Mösch: Heinz Tietjen, zu dem Wieland privat und beruflich immer ein gespanntes Verhältnis hatte, schrieb nach dem Krieg: Er und der Bühnenbildner Emil Preetorius seien die ersten Entrümpler gewesen. In gewissem Sinn hatte er damit recht. Wieland hat – auch was die Technik betrifft – viel von Preetorius gelernt. So wie natürlich von Craig und Jung. Neu war, wie er Appias Ideen nicht nur auf den Raum, sondern auch auf die Figuren bezog. Neu war auch, wie er die Tiefenpsychologie auf Wagner anwandte. Der Stil von „Neu-Bayreuth“ ist ein Mix und hat viele Wurzeln. Das mindert nicht seine revolutionäre Kraft.

Hat Wieland Wagner den ästhetischen Wandel nach den Kriegsjahren aus tiefer Überzeugung vollzogen oder folgte er einer Notwendigkeit, da ohne diesen Wandel die Fortführung der Festspiele gefährdet gewesen wäre?

Mösch: Beides. Im Hauptstaatsarchiv in München liegt ein Typoskript von Wieland mit dem Titel „Die Musik“, vom Archiv auf 1948 datiert. Da merkt man, wie er sich erst allmählich an sein späteres Wagner-Bild herantastet. Oft paraphrasiert er seinen Großvater, exzerpiert ihn quasi.
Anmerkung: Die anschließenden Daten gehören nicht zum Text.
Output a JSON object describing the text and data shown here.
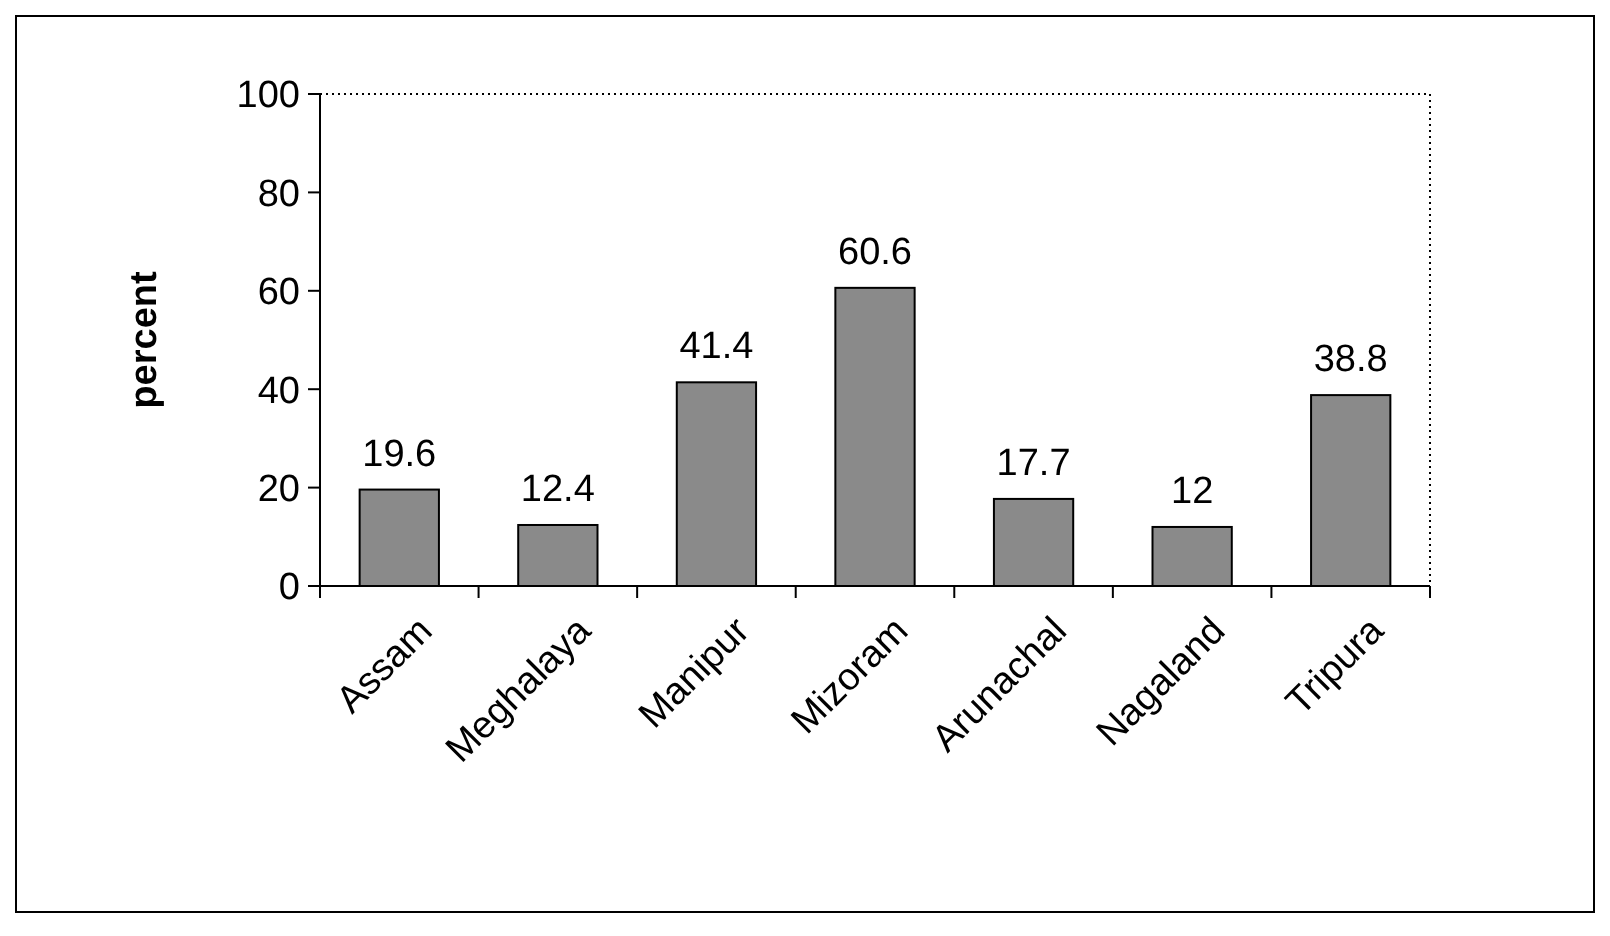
{
  "chart_data": {
    "type": "bar",
    "ylabel": "percent",
    "categories": [
      "Assam",
      "Meghalaya",
      "Manipur",
      "Mizoram",
      "Arunachal",
      "Nagaland",
      "Tripura"
    ],
    "values": [
      19.6,
      12.4,
      41.4,
      60.6,
      17.7,
      12,
      38.8
    ],
    "color": "#8a8a8a",
    "ylim": [
      0,
      100
    ],
    "yticks": [
      0,
      20,
      40,
      60,
      80,
      100
    ],
    "data_labels": true
  }
}
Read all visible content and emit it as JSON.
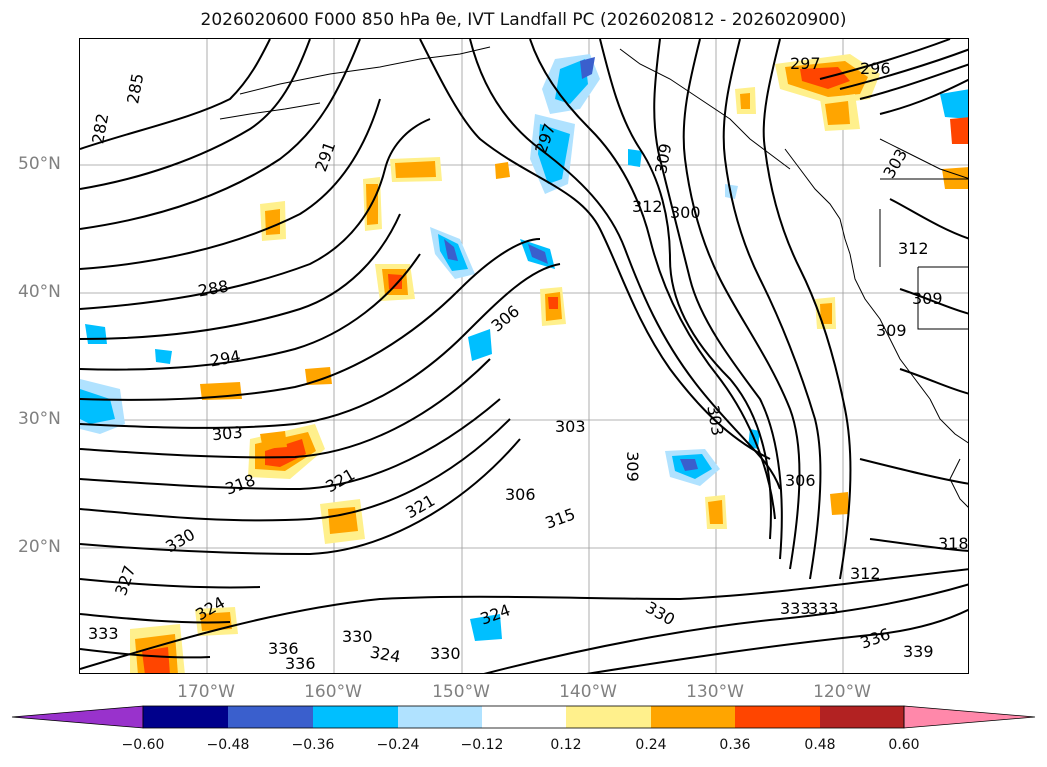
{
  "title": "2026020600 F000 850 hPa θe, IVT Landfall PC (2026020812 - 2026020900)",
  "lat_labels": [
    "50°N",
    "40°N",
    "30°N",
    "20°N"
  ],
  "lon_labels": [
    "170°W",
    "160°W",
    "150°W",
    "140°W",
    "130°W",
    "120°W"
  ],
  "colorbar": {
    "ticks": [
      "−0.60",
      "−0.48",
      "−0.36",
      "−0.24",
      "−0.12",
      "0.12",
      "0.24",
      "0.36",
      "0.48",
      "0.60"
    ],
    "colors": [
      "#9932cc",
      "#00008b",
      "#3a5fcd",
      "#00bfff",
      "#b0e2ff",
      "#ffffff",
      "#fff08c",
      "#ffa500",
      "#ff4500",
      "#b22222",
      "#ff88aa"
    ]
  },
  "contour_labels": [
    "285",
    "282",
    "291",
    "288",
    "294",
    "303",
    "318",
    "321",
    "330",
    "327",
    "324",
    "336",
    "333",
    "297",
    "306",
    "300",
    "312",
    "309",
    "315",
    "303",
    "306",
    "309",
    "312",
    "318",
    "330",
    "336",
    "339",
    "297",
    "296",
    "303",
    "312",
    "309",
    "309",
    "303",
    "306",
    "321",
    "324",
    "330",
    "324",
    "330",
    "336",
    "333",
    "333"
  ]
}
Es war auch bei ihm selbst ein Bewusstseinswandel – und sicher ein Bedürfnis. Die Rede vom ästhetischen „Bruch“ war dann nötig, um Bayreuth nach dem Krieg geschichtsphilosophisch überhaupt wieder etablieren zu können. Eine Art Vorwärtsverteidigung. Aus heutiger Sicht ist diese kämpferische Rhetorik der Nachkriegszeit bemerkenswert. Wieland schrieb von „Impotenz“, wenn es um die alte Wagner-Bühne ging. Bundespräsident Heuss meinte, Nürnberg müsse „gereinigt“ werden. Es hat eben auch in dieser Hinsicht keine „Stunde null“ gegeben.

Der Titel Ihres Vortrags am Freitag um 10 Uhr lautet „Der Flieder war’s“. Worum geht es?
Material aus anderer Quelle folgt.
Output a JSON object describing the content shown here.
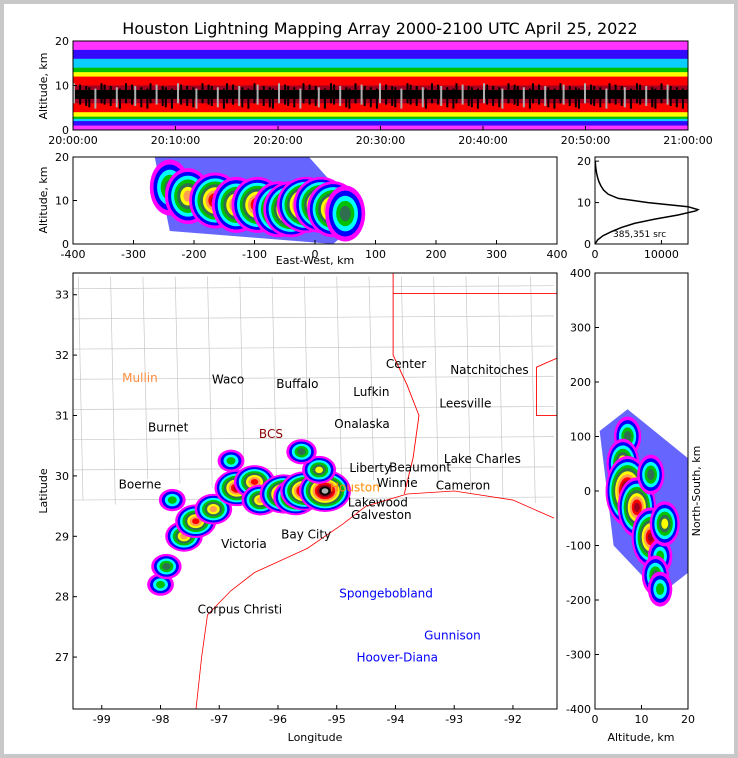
{
  "chart_data": [
    {
      "type": "heatmap",
      "name": "altitude-time",
      "title": "Houston Lightning Mapping Array 2000-2100 UTC April 25, 2022",
      "xlabel": "",
      "ylabel": "Altitude, km",
      "xticks": [
        "20:00:00",
        "20:10:00",
        "20:20:00",
        "20:30:00",
        "20:40:00",
        "20:50:00",
        "21:00:00"
      ],
      "yticks": [
        "0",
        "10",
        "20"
      ],
      "ylim": [
        0,
        20
      ],
      "density_bands_km": [
        {
          "from": 0,
          "to": 20,
          "level": 0
        },
        {
          "from": 1,
          "to": 18,
          "level": 1
        },
        {
          "from": 2,
          "to": 16,
          "level": 2
        },
        {
          "from": 2.5,
          "to": 14,
          "level": 3
        },
        {
          "from": 3,
          "to": 13,
          "level": 5
        },
        {
          "from": 4,
          "to": 12,
          "level": 7
        },
        {
          "from": 6,
          "to": 10,
          "level": 8
        },
        {
          "from": 7,
          "to": 9,
          "level": 9
        }
      ]
    },
    {
      "type": "heatmap",
      "name": "east-west-altitude",
      "xlabel": "East-West, km",
      "ylabel": "Altitude, km",
      "xlim": [
        -400,
        400
      ],
      "ylim": [
        0,
        20
      ],
      "xticks": [
        "-400",
        "-300",
        "-200",
        "-100",
        "0",
        "100",
        "200",
        "300",
        "400"
      ],
      "yticks": [
        "0",
        "10",
        "20"
      ],
      "cells": [
        [
          -240,
          13,
          4
        ],
        [
          -210,
          11,
          6
        ],
        [
          -165,
          10,
          8
        ],
        [
          -130,
          9,
          7
        ],
        [
          -95,
          9,
          8
        ],
        [
          -60,
          8,
          8
        ],
        [
          -40,
          8,
          9
        ],
        [
          -15,
          9,
          10
        ],
        [
          10,
          9,
          9
        ],
        [
          30,
          8,
          8
        ],
        [
          50,
          7,
          4
        ]
      ]
    },
    {
      "type": "line",
      "name": "altitude-histogram",
      "xlim": [
        0,
        14000
      ],
      "ylim": [
        0,
        21
      ],
      "xticks": [
        "0",
        "10000"
      ],
      "yticks": [
        "0",
        "10",
        "20"
      ],
      "annotation": "385,351 src",
      "altitude_km": [
        0,
        1,
        2,
        3,
        4,
        5,
        6,
        7,
        8,
        8.3,
        9,
        10,
        11,
        12,
        13,
        14,
        15,
        16,
        17,
        18,
        19,
        20
      ],
      "counts": [
        0,
        400,
        1200,
        2500,
        4000,
        6000,
        9000,
        12500,
        15200,
        15500,
        14000,
        8000,
        3500,
        2000,
        1300,
        900,
        600,
        400,
        250,
        150,
        80,
        30
      ]
    },
    {
      "type": "heatmap",
      "name": "plan-view-map",
      "xlabel": "Longitude",
      "ylabel": "Latitude",
      "xlim": [
        -99.49,
        -91.25
      ],
      "ylim": [
        26.14,
        33.36
      ],
      "xticks": [
        "-99",
        "-98",
        "-97",
        "-96",
        "-95",
        "-94",
        "-93",
        "-92"
      ],
      "yticks": [
        "27",
        "28",
        "29",
        "30",
        "31",
        "32",
        "33"
      ],
      "cells": [
        [
          -98.0,
          28.2,
          3
        ],
        [
          -97.9,
          28.5,
          4
        ],
        [
          -97.6,
          29.0,
          6
        ],
        [
          -97.4,
          29.25,
          7
        ],
        [
          -97.1,
          29.45,
          6
        ],
        [
          -96.7,
          29.8,
          8
        ],
        [
          -96.4,
          29.9,
          7
        ],
        [
          -96.3,
          29.6,
          6
        ],
        [
          -95.9,
          29.7,
          9
        ],
        [
          -95.7,
          29.65,
          8
        ],
        [
          -95.55,
          29.75,
          9
        ],
        [
          -95.2,
          29.75,
          10
        ],
        [
          -95.3,
          30.1,
          5
        ],
        [
          -95.6,
          30.4,
          4
        ],
        [
          -96.8,
          30.25,
          3
        ],
        [
          -97.8,
          29.6,
          3
        ]
      ],
      "cities": [
        {
          "name": "Mullin",
          "lon": -98.35,
          "lat": 31.62,
          "color": "#ff8c3c"
        },
        {
          "name": "Waco",
          "lon": -96.85,
          "lat": 31.6,
          "color": "#000000"
        },
        {
          "name": "Buffalo",
          "lon": -95.67,
          "lat": 31.52,
          "color": "#000000"
        },
        {
          "name": "Lufkin",
          "lon": -94.41,
          "lat": 31.39,
          "color": "#000000"
        },
        {
          "name": "Center",
          "lon": -93.82,
          "lat": 31.85,
          "color": "#000000"
        },
        {
          "name": "Natchitoches",
          "lon": -92.4,
          "lat": 31.75,
          "color": "#000000"
        },
        {
          "name": "Leesville",
          "lon": -92.81,
          "lat": 31.2,
          "color": "#000000"
        },
        {
          "name": "Burnet",
          "lon": -97.87,
          "lat": 30.8,
          "color": "#000000"
        },
        {
          "name": "BCS",
          "lon": -96.12,
          "lat": 30.69,
          "color": "#8b0000"
        },
        {
          "name": "Onalaska",
          "lon": -94.57,
          "lat": 30.86,
          "color": "#000000"
        },
        {
          "name": "Liberty",
          "lon": -94.43,
          "lat": 30.13,
          "color": "#000000"
        },
        {
          "name": "Beaumont",
          "lon": -93.58,
          "lat": 30.14,
          "color": "#000000"
        },
        {
          "name": "Lake Charles",
          "lon": -92.52,
          "lat": 30.28,
          "color": "#000000"
        },
        {
          "name": "Winnie",
          "lon": -93.97,
          "lat": 29.88,
          "color": "#000000"
        },
        {
          "name": "Cameron",
          "lon": -92.85,
          "lat": 29.84,
          "color": "#000000"
        },
        {
          "name": "Boerne",
          "lon": -98.35,
          "lat": 29.86,
          "color": "#000000"
        },
        {
          "name": "Houston",
          "lon": -94.69,
          "lat": 29.81,
          "color": "#ff8c00"
        },
        {
          "name": "Lakewood",
          "lon": -94.3,
          "lat": 29.56,
          "color": "#000000"
        },
        {
          "name": "Galveston",
          "lon": -94.24,
          "lat": 29.35,
          "color": "#000000"
        },
        {
          "name": "Bay City",
          "lon": -95.52,
          "lat": 29.03,
          "color": "#000000"
        },
        {
          "name": "Victoria",
          "lon": -96.58,
          "lat": 28.87,
          "color": "#000000"
        },
        {
          "name": "Corpus Christi",
          "lon": -96.65,
          "lat": 27.79,
          "color": "#000000"
        },
        {
          "name": "Spongebobland",
          "lon": -94.16,
          "lat": 28.05,
          "color": "#0000ff"
        },
        {
          "name": "Gunnison",
          "lon": -93.03,
          "lat": 27.36,
          "color": "#0000ff"
        },
        {
          "name": "Hoover-Diana",
          "lon": -93.97,
          "lat": 26.99,
          "color": "#0000ff"
        }
      ]
    },
    {
      "type": "heatmap",
      "name": "north-south-altitude",
      "xlabel": "Altitude, km",
      "ylabel": "North-South, km",
      "xlim": [
        0,
        20
      ],
      "ylim": [
        -400,
        400
      ],
      "xticks": [
        "0",
        "10",
        "20"
      ],
      "yticks": [
        "-400",
        "-300",
        "-200",
        "-100",
        "0",
        "100",
        "200",
        "300",
        "400"
      ],
      "cells": [
        [
          7,
          100,
          4
        ],
        [
          6,
          50,
          6
        ],
        [
          7,
          0,
          10
        ],
        [
          9,
          -30,
          8
        ],
        [
          12,
          -85,
          8
        ],
        [
          14,
          -120,
          3
        ],
        [
          13,
          -155,
          4
        ],
        [
          14,
          -180,
          3
        ],
        [
          15,
          -60,
          5
        ],
        [
          12,
          30,
          4
        ]
      ]
    }
  ],
  "colors": {
    "ramp": [
      "#ff00ff",
      "#0000ff",
      "#00ffff",
      "#00c000",
      "#2f6f4f",
      "#ffff00",
      "#ffa050",
      "#ff0000",
      "#a00020",
      "#000000",
      "#b0b0b0"
    ],
    "border": "#ff0000",
    "county": "#c8c8c8"
  }
}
Mösch: Die „Meistersinger“ sind ein gutes Beispiel, um Wielands Größe, aber auch seine Wandlungen zu zeigen. Seine Inszenierungen von 1956 und 1963 könnten nicht gegensätzlicher sein. Einmal hat er das Stück in Ideenräumen sakral hochstilisiert, dann als derbes Rüpelspiel gezeigt. Der Schluss der Prügelfuge war 1963 so radikal, dass Wieland ihn sofort nach der Premiere änderte. Da stieg der Nachtwächter über eine Art Leichenfeld. Man muss sich das vorstellen: In sich verkeilte, bleiche Körper und darüber der gespenstische Ruf nach Ruhe und Ordnung. Wieland hat die „Schwabinger Krawalle“ von 1962 mitgedacht, bei denen sich schon die Revolten von ’68 ankündigten. Man kann aber auch ganz andere Assoziationen haben. Nachtwächter seien „Zeitgenossen, die von nichts etwas mitbekommen“, schrieb Wieland. Vielleicht hat er mit diesem Bild sein Schweigen ein Stück weit gebrochen.